Can a DC metro apartment community add the Atlanta service area, or vice versa? We manage properties in both markets.
Yes. CoPS serves both DC metro and Atlanta as separate markets under the same company and service standard. A property management company with communities in both geographies can use CoPS in both markets with separate service agreements for each property or portfolio. The service standard, material specifications, and billing structure are identical across both markets. The local contact numbers are market-specific: DC metro at (571) 207-7667 and Atlanta at (470) 975-7667.
How quickly can CoPS replace an existing pet waste service vendor what does a transition look like?
Transitions are straightforward because CoPS does not require a long-term contract commitment. The outgoing vendor does not need to be formally terminated before CoPS can begin service the property simply provides written notice to the prior vendor on whatever timeline their agreement requires, and CoPS can be onboarded in parallel. For properties with existing stations, CoPS can begin service within 7 days of a signed agreement.
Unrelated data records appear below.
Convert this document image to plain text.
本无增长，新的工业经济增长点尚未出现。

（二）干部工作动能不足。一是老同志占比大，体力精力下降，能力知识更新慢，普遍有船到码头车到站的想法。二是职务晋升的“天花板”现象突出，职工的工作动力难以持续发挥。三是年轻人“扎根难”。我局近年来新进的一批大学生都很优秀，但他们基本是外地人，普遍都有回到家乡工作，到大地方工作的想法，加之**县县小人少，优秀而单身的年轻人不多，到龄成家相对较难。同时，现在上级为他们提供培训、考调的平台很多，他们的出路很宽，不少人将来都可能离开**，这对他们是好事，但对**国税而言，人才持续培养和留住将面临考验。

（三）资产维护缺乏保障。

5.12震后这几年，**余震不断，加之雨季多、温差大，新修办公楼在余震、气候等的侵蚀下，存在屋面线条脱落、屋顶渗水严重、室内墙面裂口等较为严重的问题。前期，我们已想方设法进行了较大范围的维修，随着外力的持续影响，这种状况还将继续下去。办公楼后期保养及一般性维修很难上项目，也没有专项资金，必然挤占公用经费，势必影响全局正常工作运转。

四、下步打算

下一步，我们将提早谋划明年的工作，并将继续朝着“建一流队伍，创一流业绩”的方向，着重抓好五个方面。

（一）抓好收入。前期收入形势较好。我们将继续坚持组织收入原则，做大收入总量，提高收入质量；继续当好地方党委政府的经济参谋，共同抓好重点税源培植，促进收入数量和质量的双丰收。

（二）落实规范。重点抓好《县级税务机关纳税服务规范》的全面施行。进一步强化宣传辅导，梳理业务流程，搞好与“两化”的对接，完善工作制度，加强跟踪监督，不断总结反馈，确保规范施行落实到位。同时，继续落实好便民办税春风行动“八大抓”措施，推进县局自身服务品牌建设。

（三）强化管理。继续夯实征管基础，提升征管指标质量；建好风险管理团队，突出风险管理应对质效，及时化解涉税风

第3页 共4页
The typical transition from first call to first CoPS service visit takes between one and three weeks depending on proposal review and agreement execution timing.
Is there a minimum property size or minimum number of stations for CoPS to take on a new community?
There is no published minimum. CoPS serves communities of varying sizes across both DC metro and Atlanta. The site assessment determines whether the property's service needs can be met within CoPS's route structure for that geography. If a property is very small, very remote within the service area, or has needs that fall outside CoPS's current service scope, that will be communicated honestly at the assessment stage before a proposal is issued and before any commitment is made.